要不是克莱佛眯起了眼睛,看起来还真像座雕像。
“你显然知道得比我还要多。”他刻意把话说得很轻松。
“没你多,克莱佛先生,”马克汉纠正他,“但也不算少。——你星期一晚上十一点到午夜之间在哪里?”
“或许,你已经知道了。”
“没错。——你在欧黛尔小姐的公寓里。”
克莱佛的冷笑中掩饰不住马克汉的指控所带来的惊吓。
“如果你是这么想的,那么显然你还是一无所知。我已经有两个星期没踏进她的公寓半步了。”
“我有可靠的证人可以驳斥你的说词。”
“证人!”这字眼似乎是从克莱佛嘴里强迸出来似的。
马克汉点头。“有人看见你星期一晚上十一点五十五分从欧黛尔小姐的公寓里出来,并且从侧门离开。”
克莱佛惊讶地微张着嘴,呼吸沉重得似乎可以听见。
“而就在十一点半到十二点之间,”马克汉无情的声音继续着,“欧黛尔小姐被勒死、房子遭到洗劫。——对此你有什么话说?”
办公室里沉寂了好长一段时间。接着克莱佛开口说话了。
“这我得好好想想。”
马克汉耐心地等着。几分钟后,克莱佛坐正并且挺直肩膀。
“我会告诉你那晚我做了什么事,相不相信都随你。”他又回复到那个冷静自信的赌徒模样。“我不在乎你有多少证人,这是你从我这里听到的惟一事情。我应该一开始就告诉你的,但是在没人推我下水前,我看不出有任何理由值得让我这浑水。
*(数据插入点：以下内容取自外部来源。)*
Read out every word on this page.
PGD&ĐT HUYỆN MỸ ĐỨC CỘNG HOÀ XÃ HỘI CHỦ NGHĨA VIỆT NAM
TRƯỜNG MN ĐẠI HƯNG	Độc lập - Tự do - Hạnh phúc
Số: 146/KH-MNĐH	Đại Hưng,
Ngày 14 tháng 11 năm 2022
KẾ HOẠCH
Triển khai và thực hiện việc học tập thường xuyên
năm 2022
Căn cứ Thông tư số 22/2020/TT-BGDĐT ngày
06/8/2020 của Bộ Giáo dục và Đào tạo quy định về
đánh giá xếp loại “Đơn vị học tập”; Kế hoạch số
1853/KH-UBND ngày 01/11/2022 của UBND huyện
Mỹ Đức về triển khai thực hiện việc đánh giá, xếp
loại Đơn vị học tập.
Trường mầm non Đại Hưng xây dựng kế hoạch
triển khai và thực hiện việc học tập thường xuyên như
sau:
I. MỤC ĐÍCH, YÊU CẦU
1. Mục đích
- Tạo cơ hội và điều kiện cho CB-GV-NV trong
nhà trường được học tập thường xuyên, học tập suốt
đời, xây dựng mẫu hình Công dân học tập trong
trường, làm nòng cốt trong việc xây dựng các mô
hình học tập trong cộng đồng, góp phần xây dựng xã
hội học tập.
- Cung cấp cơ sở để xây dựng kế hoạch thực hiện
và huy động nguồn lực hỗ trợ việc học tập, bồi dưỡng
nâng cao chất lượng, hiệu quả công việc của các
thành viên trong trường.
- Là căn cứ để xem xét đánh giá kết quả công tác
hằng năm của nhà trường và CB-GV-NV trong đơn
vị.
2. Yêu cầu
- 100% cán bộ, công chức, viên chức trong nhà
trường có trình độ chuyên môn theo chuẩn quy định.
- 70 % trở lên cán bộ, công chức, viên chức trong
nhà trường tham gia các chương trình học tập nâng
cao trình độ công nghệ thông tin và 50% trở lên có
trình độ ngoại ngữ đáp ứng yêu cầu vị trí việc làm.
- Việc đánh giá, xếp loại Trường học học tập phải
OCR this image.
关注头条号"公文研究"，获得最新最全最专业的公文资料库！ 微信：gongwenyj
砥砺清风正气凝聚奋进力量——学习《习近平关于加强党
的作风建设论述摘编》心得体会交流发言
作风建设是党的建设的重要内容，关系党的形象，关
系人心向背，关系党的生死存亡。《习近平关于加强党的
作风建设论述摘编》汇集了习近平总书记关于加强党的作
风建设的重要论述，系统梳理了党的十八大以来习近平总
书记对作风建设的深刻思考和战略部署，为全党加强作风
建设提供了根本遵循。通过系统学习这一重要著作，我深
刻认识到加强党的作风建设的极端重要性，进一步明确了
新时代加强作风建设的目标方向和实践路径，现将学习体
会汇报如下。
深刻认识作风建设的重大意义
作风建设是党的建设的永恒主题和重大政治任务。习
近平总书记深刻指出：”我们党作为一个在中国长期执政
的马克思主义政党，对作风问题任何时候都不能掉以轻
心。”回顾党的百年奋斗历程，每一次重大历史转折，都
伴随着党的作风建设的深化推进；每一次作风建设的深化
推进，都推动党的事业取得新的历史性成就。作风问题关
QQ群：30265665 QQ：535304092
你可能在这星期二还相信我,但现在你已经有了先入为主的想法,而且你也希望能逮捕凶手好封住媒体的嘴……”
“说你自己的事,”马克汉命令,“如果它是真的,你就不需要担心报纸。”
克莱佛心里清楚这是事实。就算是最尖刻的政敌,也不曾抨击过马克汉用不恰当的手段沽名钓誉,不管这手段多么不起眼。